Было ли мне стыдно перед Андреем? Для этого нужно было признаться хотя бы самой себе, что я мужа обманула. А я настойчиво прогоняла от себя эти мысли, я с головой ушла в материнство, занималась только дочкой, Андрей на какой-то период отошел на второй план. Или на десятый, не знаю. Мой мир настолько сжался, что на первые полгода жизни дочки в нём почти никого не осталось. Мы с Нютой, мама, с которой я советовалась по любой мелочи, ну и Андрей с Любовью Григорьевной, потому что без них никуда. Но время от времени, как я уже говорила, я просыпалась среди ночи, и начинала судорожно в голове подсчитывать, приводить самой себе доводы, что в моей жизни не могло случиться такой откровенной катастрофы и напасти. Я убеждала себя, но, если честно, все мои разумные, как казалось, предположения разбивались о суровые факты и цифры.
Несколько лет в браке с Андреем не привели ни к одной беременности.
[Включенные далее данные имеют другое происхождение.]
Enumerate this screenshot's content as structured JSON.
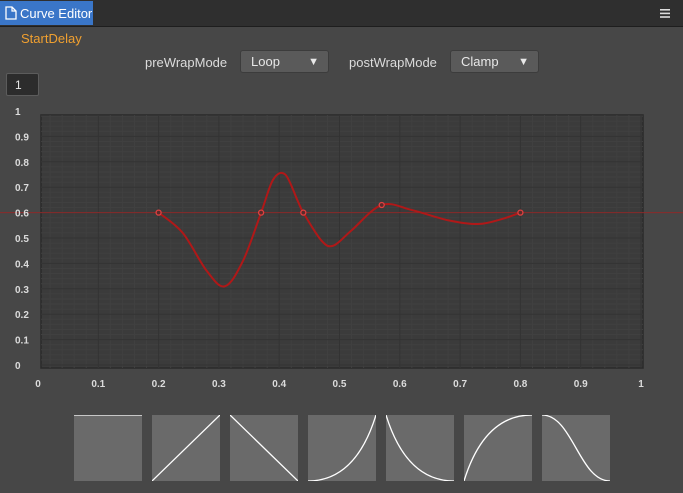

Даже когда мы планировали, старались, не предохранялись. А после одной ночи с Глебом я оказалась в положении. Какие доводы себе не приводи, а факты куда более убедительны. От этих мыслей я обычно впадала в уныние, начинала присматриваться к мужу, к дочери, старалась найти сходство в чертах лица, в повадках, привычках — и ничего не находила. Из-за чего ещё больше расстраивалась. Но доказательств у меня не было, ни у кого не было. Никому даже в голову не приходило усомниться в отцовстве Андрея, и это давало мне как-то дышать, жить дальше.
А потом празднование первого дня рождения Анюты, и подарок Юганова, который одной бумажкой подтвердил все мои опасения и страхи. А Иван Алексеевич ещё так усмехался, наблюдая за моей реакцией, а затем подошел и поздравил.
— Молодец, Наташка, — посмеиваясь, произнес он. — Всё сделала, как нужно.
— Зачем? — спросила я его, когда мы столкнулись с ним с глазу на глаз за пределами наполненной гостями гостиной дома родителей мужа.
— Как зачем? — удивился Иван Алексеевич. — Чтобы знать правду. Неужели ты не любишь правду, Наталья?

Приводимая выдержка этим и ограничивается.